Aber nicht Alle sind so unpraktisch im Weisatbringen (Kinderbettgeschenke) als der Rüapl Der »Bartl und sein Bua,« teilen sich die Geschenke derart ein:

"Er hat a kloans Leiberl, I han a nois Jankerl Is nacht'n (gestern) bon Schneida erst ferti worn gar."

Beide werden von zwei Anderen jedoch gleich überboten:

"O mei Kind; i hab a Lamperl zeckfoast' Gar von an kloan Leinwandl han i a Pfoad." Meii Schatz i ha eppas bracht A sulz koartanas Jankerl, das is halt mei Gab,

Hats g'macht d' Schneida Hanal Mit rote Gallanal (Garnierung) Mitsamt dö kloan Bandal, Daß ma's zuabind'n kann.

I bitt' Enk halt gar schön Josef und Maria Gebts Achtung aufs Büabal, Schauts um a Wiagal

Und legts eahm sein Jankerl und Pfoadal fein an."

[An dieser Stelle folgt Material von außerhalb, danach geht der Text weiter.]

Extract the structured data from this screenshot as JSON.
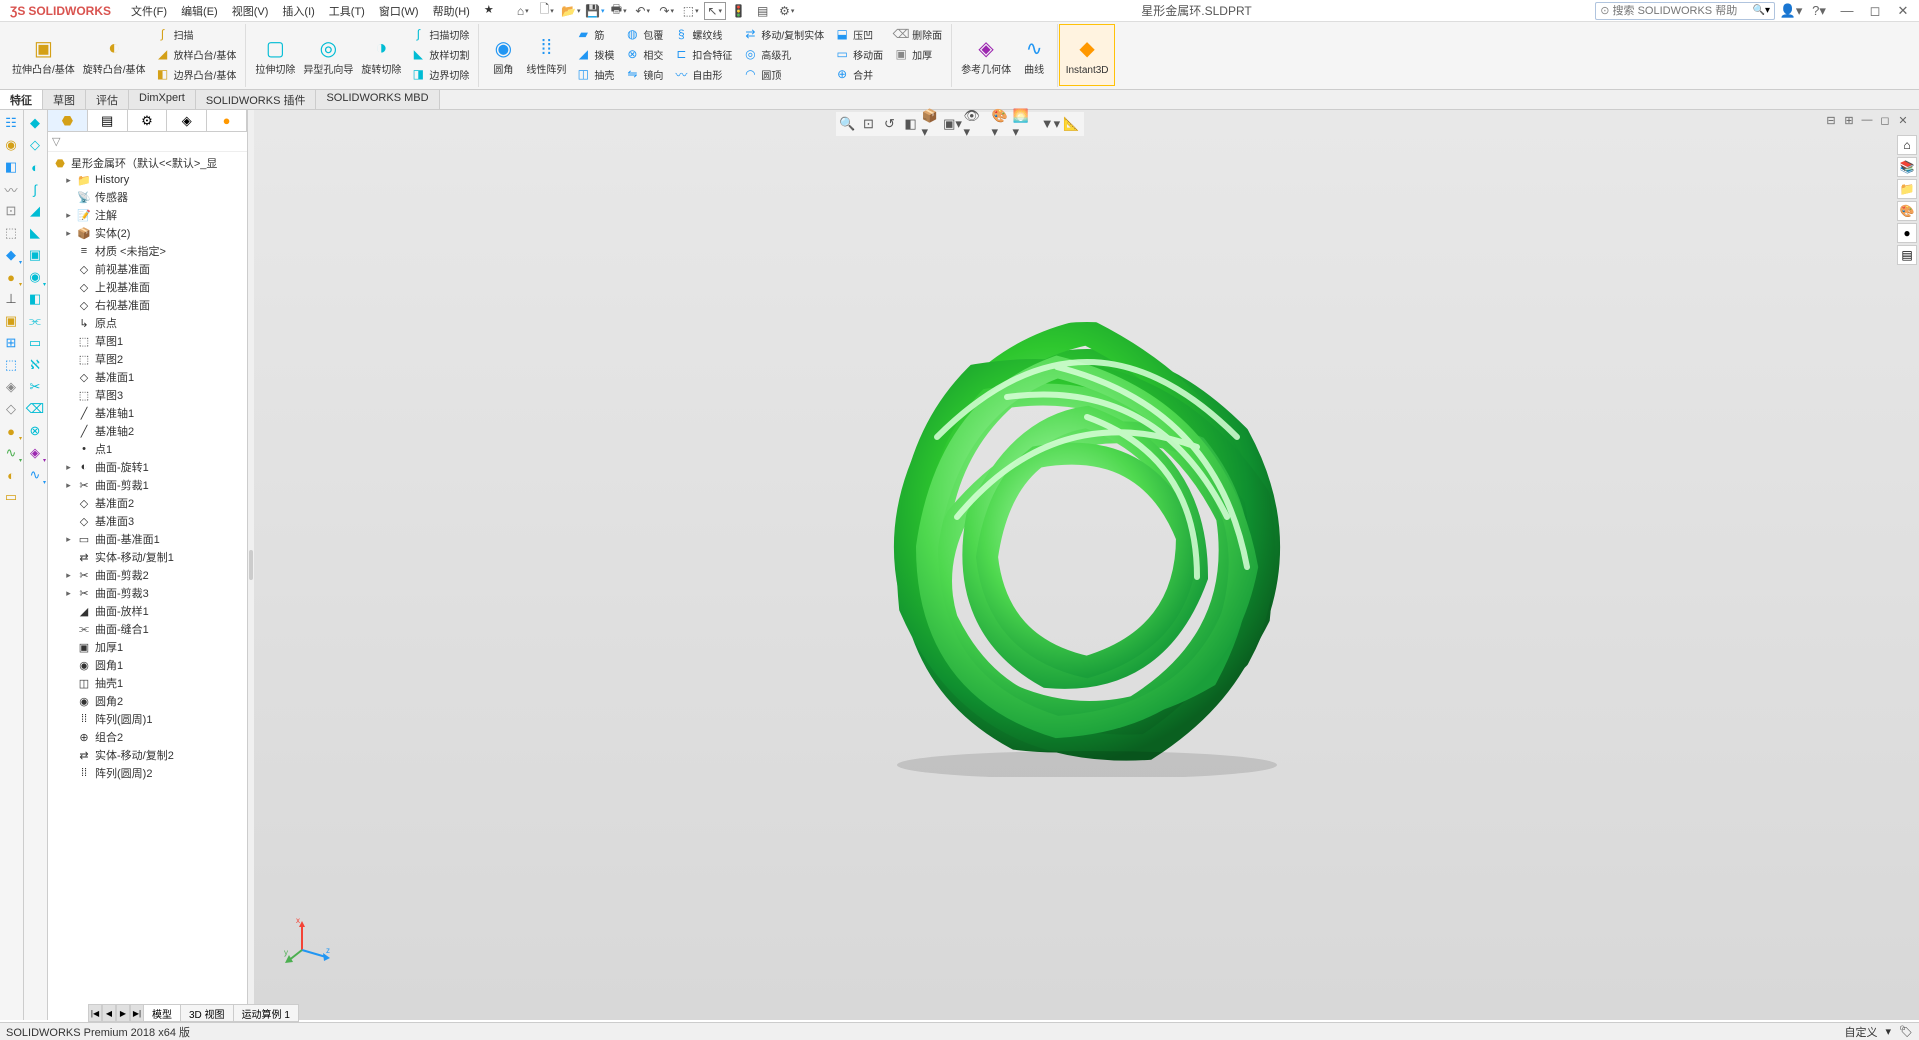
{
  "app": {
    "logo": "SOLIDWORKS",
    "title": "星形金属环.SLDPRT"
  },
  "menu": [
    "文件(F)",
    "编辑(E)",
    "视图(V)",
    "插入(I)",
    "工具(T)",
    "窗口(W)",
    "帮助(H)"
  ],
  "search": {
    "placeholder": "搜索 SOLIDWORKS 帮助"
  },
  "ribbon": {
    "extrude": "拉伸凸台/基体",
    "revolve": "旋转凸台/基体",
    "sweep": "扫描",
    "loft": "放样凸台/基体",
    "boundary": "边界凸台/基体",
    "excut": "拉伸切除",
    "hole": "异型孔向导",
    "revcut": "旋转切除",
    "sweepcut": "扫描切除",
    "loftcut": "放样切割",
    "boundcut": "边界切除",
    "fillet": "圆角",
    "pattern": "线性阵列",
    "rib": "筋",
    "draft": "拨模",
    "shell": "抽壳",
    "wrap": "包覆",
    "intersect": "相交",
    "mirror": "镜向",
    "helix": "螺纹线",
    "snap": "扣合特征",
    "freeform": "自由形",
    "move": "移动/复制实体",
    "moveface": "移动面",
    "advhole": "高级孔",
    "dome": "圆顶",
    "combine": "合并",
    "depress": "压凹",
    "defeat": "删除面",
    "thicken": "加厚",
    "refgeo": "参考几何体",
    "curves": "曲线",
    "instant3d": "Instant3D"
  },
  "tabs": [
    "特征",
    "草图",
    "评估",
    "DimXpert",
    "SOLIDWORKS 插件",
    "SOLIDWORKS MBD"
  ],
  "tree": {
    "root": "星形金属环（默认<<默认>_显",
    "items": [
      {
        "icon": "📁",
        "label": "History",
        "exp": "▸"
      },
      {
        "icon": "📡",
        "label": "传感器"
      },
      {
        "icon": "📝",
        "label": "注解",
        "exp": "▸"
      },
      {
        "icon": "📦",
        "label": "实体(2)",
        "exp": "▸"
      },
      {
        "icon": "≡",
        "label": "材质 <未指定>"
      },
      {
        "icon": "◇",
        "label": "前视基准面"
      },
      {
        "icon": "◇",
        "label": "上视基准面"
      },
      {
        "icon": "◇",
        "label": "右视基准面"
      },
      {
        "icon": "↳",
        "label": "原点"
      },
      {
        "icon": "⬚",
        "label": "草图1"
      },
      {
        "icon": "⬚",
        "label": "草图2"
      },
      {
        "icon": "◇",
        "label": "基准面1"
      },
      {
        "icon": "⬚",
        "label": "草图3"
      },
      {
        "icon": "╱",
        "label": "基准轴1"
      },
      {
        "icon": "╱",
        "label": "基准轴2"
      },
      {
        "icon": "•",
        "label": "点1"
      },
      {
        "icon": "◐",
        "label": "曲面-旋转1",
        "exp": "▸"
      },
      {
        "icon": "✂",
        "label": "曲面-剪裁1",
        "exp": "▸"
      },
      {
        "icon": "◇",
        "label": "基准面2"
      },
      {
        "icon": "◇",
        "label": "基准面3"
      },
      {
        "icon": "▭",
        "label": "曲面-基准面1",
        "exp": "▸"
      },
      {
        "icon": "⇄",
        "label": "实体-移动/复制1"
      },
      {
        "icon": "✂",
        "label": "曲面-剪裁2",
        "exp": "▸"
      },
      {
        "icon": "✂",
        "label": "曲面-剪裁3",
        "exp": "▸"
      },
      {
        "icon": "◢",
        "label": "曲面-放样1"
      },
      {
        "icon": "⫘",
        "label": "曲面-缝合1"
      },
      {
        "icon": "▣",
        "label": "加厚1"
      },
      {
        "icon": "◉",
        "label": "圆角1"
      },
      {
        "icon": "◫",
        "label": "抽壳1"
      },
      {
        "icon": "◉",
        "label": "圆角2"
      },
      {
        "icon": "⁞⁞",
        "label": "阵列(圆周)1"
      },
      {
        "icon": "⊕",
        "label": "组合2"
      },
      {
        "icon": "⇄",
        "label": "实体-移动/复制2"
      },
      {
        "icon": "⁞⁞",
        "label": "阵列(圆周)2"
      }
    ]
  },
  "bottomTabs": [
    "模型",
    "3D 视图",
    "运动算例 1"
  ],
  "status": {
    "left": "SOLIDWORKS Premium 2018 x64 版",
    "right": "自定义"
  }
}
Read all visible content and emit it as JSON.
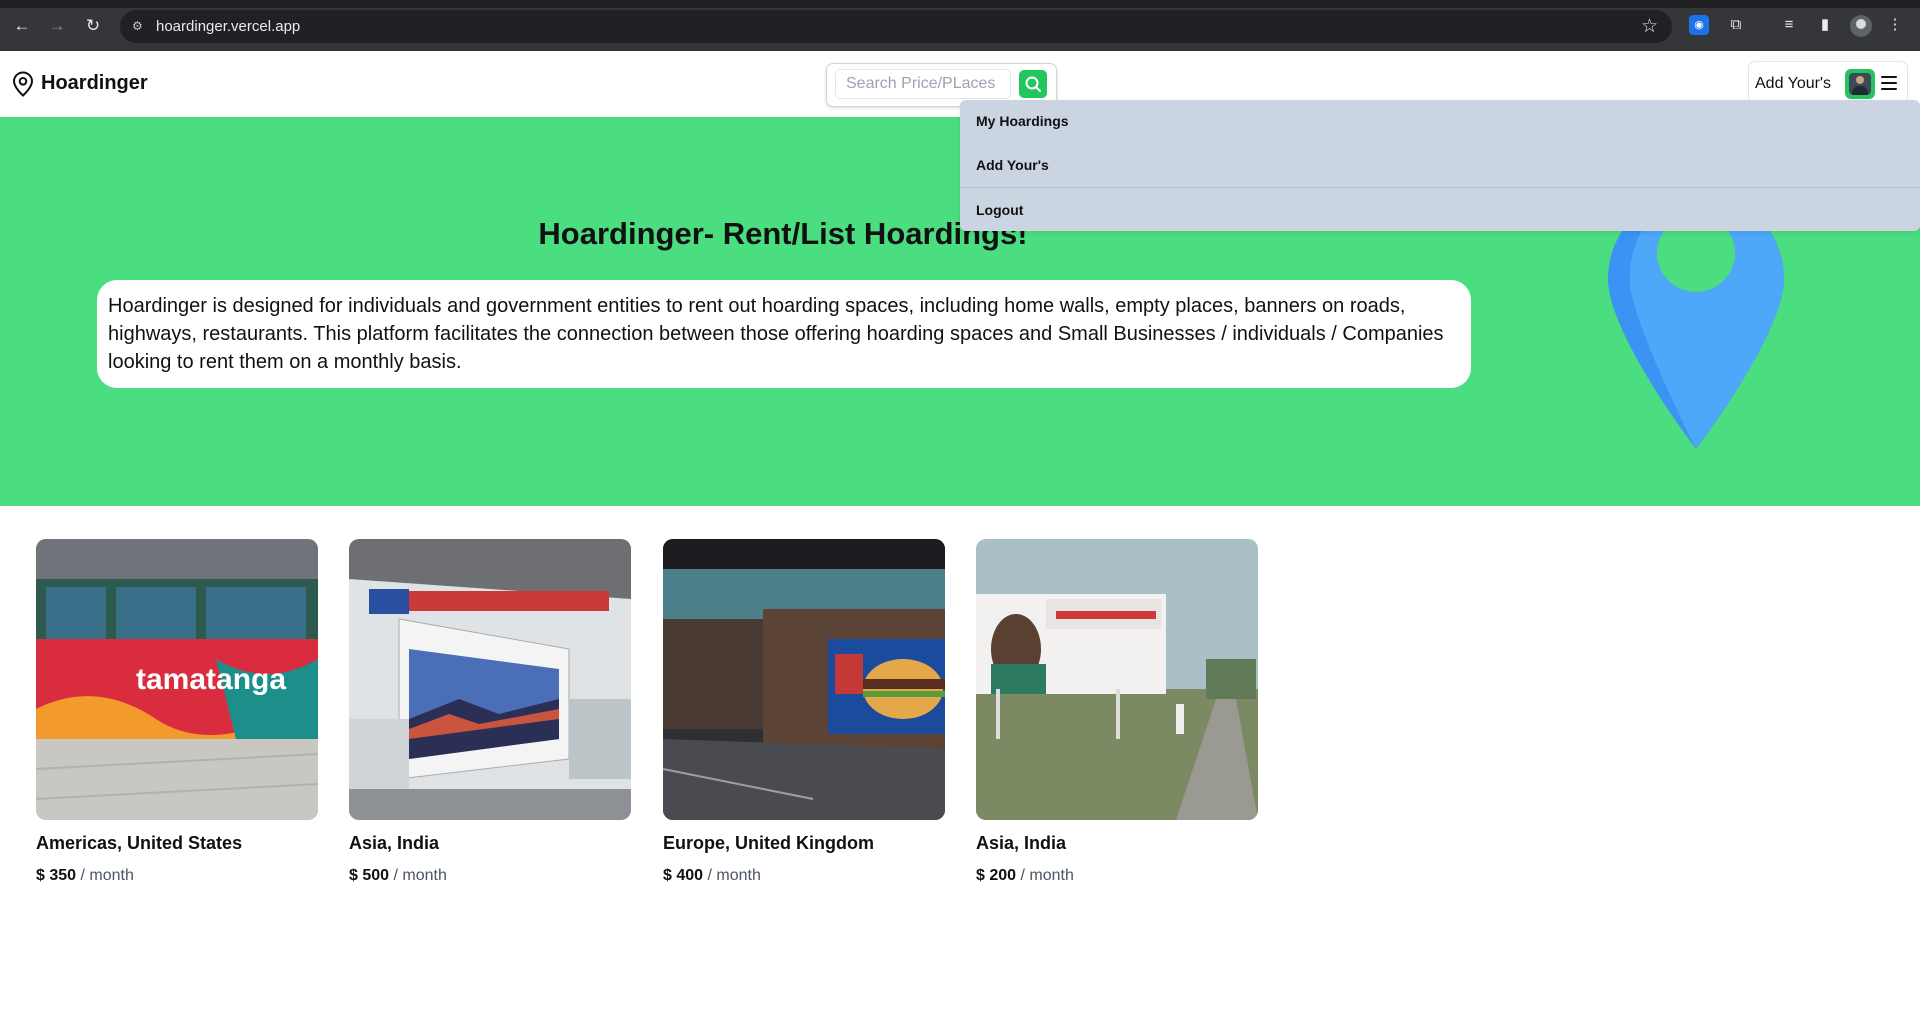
{
  "browser": {
    "url": "hoardinger.vercel.app"
  },
  "header": {
    "brand": "Hoardinger",
    "search": {
      "placeholder": "Search Price/PLaces"
    },
    "add_yours": "Add Your's"
  },
  "dropdown": {
    "items": [
      "My Hoardings",
      "Add Your's",
      "Logout"
    ]
  },
  "hero": {
    "title": "Hoardinger- Rent/List Hoardings!",
    "description": "Hoardinger is designed for individuals and government entities to rent out hoarding spaces, including home walls, empty places, banners on roads, highways, restaurants. This platform facilitates the connection between those offering hoarding spaces and Small Businesses / individuals / Companies looking to rent them on a monthly basis.",
    "pin_color": "#4ea7f9"
  },
  "listings": [
    {
      "location": "Americas, United States",
      "price": "$ 350",
      "per": "/ month"
    },
    {
      "location": "Asia, India",
      "price": "$ 500",
      "per": "/ month"
    },
    {
      "location": "Europe, United Kingdom",
      "price": "$ 400",
      "per": "/ month"
    },
    {
      "location": "Asia, India",
      "price": "$ 200",
      "per": "/ month"
    }
  ],
  "colors": {
    "accent_green": "#22c55e",
    "hero_green": "#4ade80",
    "dropdown_bg": "#cbd5e1"
  }
}
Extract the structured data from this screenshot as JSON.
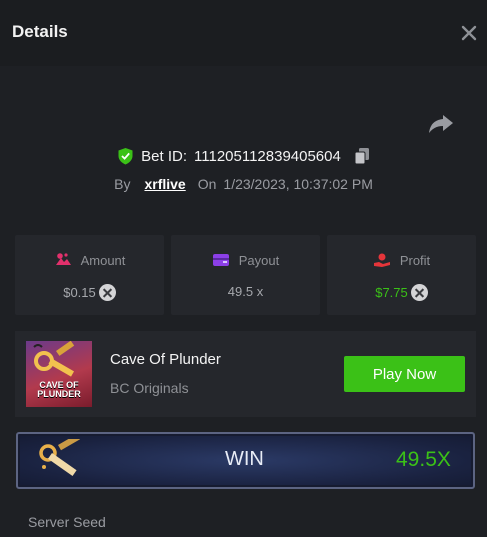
{
  "header": {
    "title": "Details"
  },
  "bet": {
    "id_label": "Bet ID:",
    "id_value": "111205112839405604"
  },
  "byline": {
    "by": "By",
    "user": "xrflive",
    "on": "On",
    "timestamp": "1/23/2023, 10:37:02 PM"
  },
  "stats": {
    "amount": {
      "label": "Amount",
      "value": "$0.15",
      "icon": "amount-icon",
      "color": "#e2306c"
    },
    "payout": {
      "label": "Payout",
      "value": "49.5 x",
      "icon": "wallet-icon",
      "color": "#8c3fe8"
    },
    "profit": {
      "label": "Profit",
      "value": "$7.75",
      "icon": "profit-hand-icon",
      "color": "#e5353a",
      "value_color": "#3bc117"
    }
  },
  "game": {
    "name": "Cave Of Plunder",
    "provider": "BC Originals",
    "thumb_line1": "CAVE OF",
    "thumb_line2": "PLUNDER",
    "play_label": "Play Now"
  },
  "result": {
    "label": "WIN",
    "multiplier": "49.5X"
  },
  "section": {
    "server_seed": "Server Seed"
  },
  "colors": {
    "accent_green": "#3bc117",
    "background": "#1e2024",
    "panel": "#25272c"
  }
}
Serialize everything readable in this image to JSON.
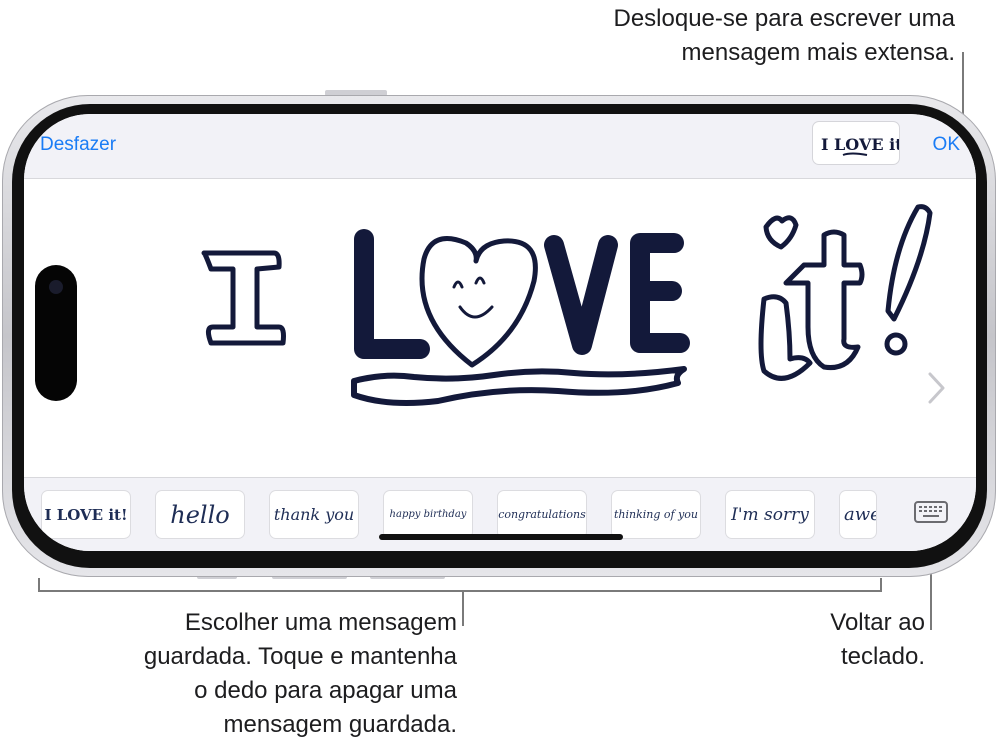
{
  "callouts": {
    "top": "Desloque-se para escrever uma\nmensagem mais extensa.",
    "left": "Escolher uma mensagem\nguardada. Toque e mantenha\no dedo para apagar uma\nmensagem guardada.",
    "right": "Voltar ao\nteclado."
  },
  "toolbar": {
    "undo_label": "Desfazer",
    "done_label": "OK"
  },
  "canvas": {
    "handwriting_text": "I LOVE it!"
  },
  "saved_messages": [
    {
      "text": "I LOVE it!"
    },
    {
      "text": "hello"
    },
    {
      "text": "thank you"
    },
    {
      "text": "happy birthday"
    },
    {
      "text": "congratulations"
    },
    {
      "text": "thinking of you"
    },
    {
      "text": "I'm sorry"
    },
    {
      "text": "awe"
    }
  ],
  "icons": {
    "next": "chevron-right-icon",
    "keyboard": "keyboard-icon"
  },
  "colors": {
    "accent": "#1a7cf5",
    "ink": "#13193a"
  }
}
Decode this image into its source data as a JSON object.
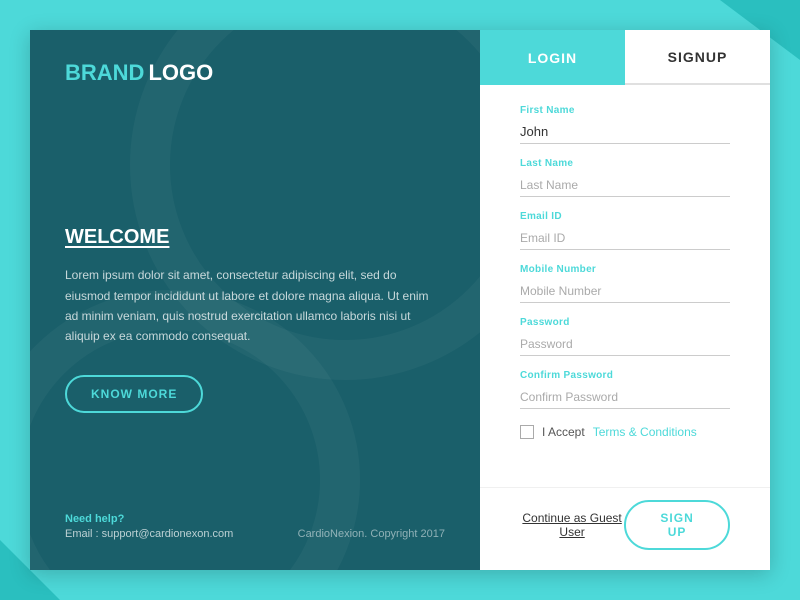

Nun rückt aber auch der mit dem "Speckseitenzöga" an. Ja der "Wastl" kennt sich aus, was not tut: "Schau Schatz, do han i a Laaal voll Mill, An ötliche Oarln,. ös san halt nöt viel A paar Semmeln, a jungs Paarl Henna Und in an kloan Sackerl an Grias und a MehL In an kloan Schachterl an Zucka, In an Schalerl an Butta, In an Testerl a Salz, In an Haferl a Schmalz." Doch wieder Einer meinte warnend zu Jesulein: "Von Grias derfst awa no nix ess'n, Du bist no viel z’kloan und viel z’zart." Dafür rät er dringend: "Laß’ Dir a guats Köchl macha, Tua beilei kan Hunger leid'n, Wir bringen schon no mehr nacha. Wann s länger da tuats bleib’n."

Der Aermste von allen weiß sich auch Rat.

Er bringt seine Kohlmoas’n und freut sich, daß Jesu darüber guter Dinge ist. "I möcht vor Freud’n springa, Daß sö’s Büabal g’freun tuat gen. Lost's sie tuat schon wieda singa: Schmid, schmid. michl, sing, sing schen-"

So verschieden aber auch die Gaben sein mögen, Eins erbitten sie sich alle zum Lohne: "Tua uns amol einilaßn In den hoch'n Himmelssaal."

"Na ja," meinte der Friedl Zenz, als er endete, "umasünst tat halt Neamt was.

D’ Natur a nöt. Und umasünst han i a nöt g’sunga:

Alte bring was zan Eß’n und Trinka!"

Im Ofen flackerte das Feuer, summte und surrte wie ein Heimchen.

"Tick, Tack" sagte die Uhr zu der vorübergehenden Zeit. Es war spät, als ich von meinen lieben Wirten Abschied nahm, als ich hinaustrat auf das blühweiße Schneelinnen der heiligen Nacht. Ruhvoll dehnte sich der See.

Und wundersam verklärt lehnten meine lieben Berge die stolzen Häupter an die breite Himmelsbrust.

Unzählbare Sterne leuchteten und flimmerten und glitzerten, wle ein großer Lichterbaum, den die Christnacht angezündet.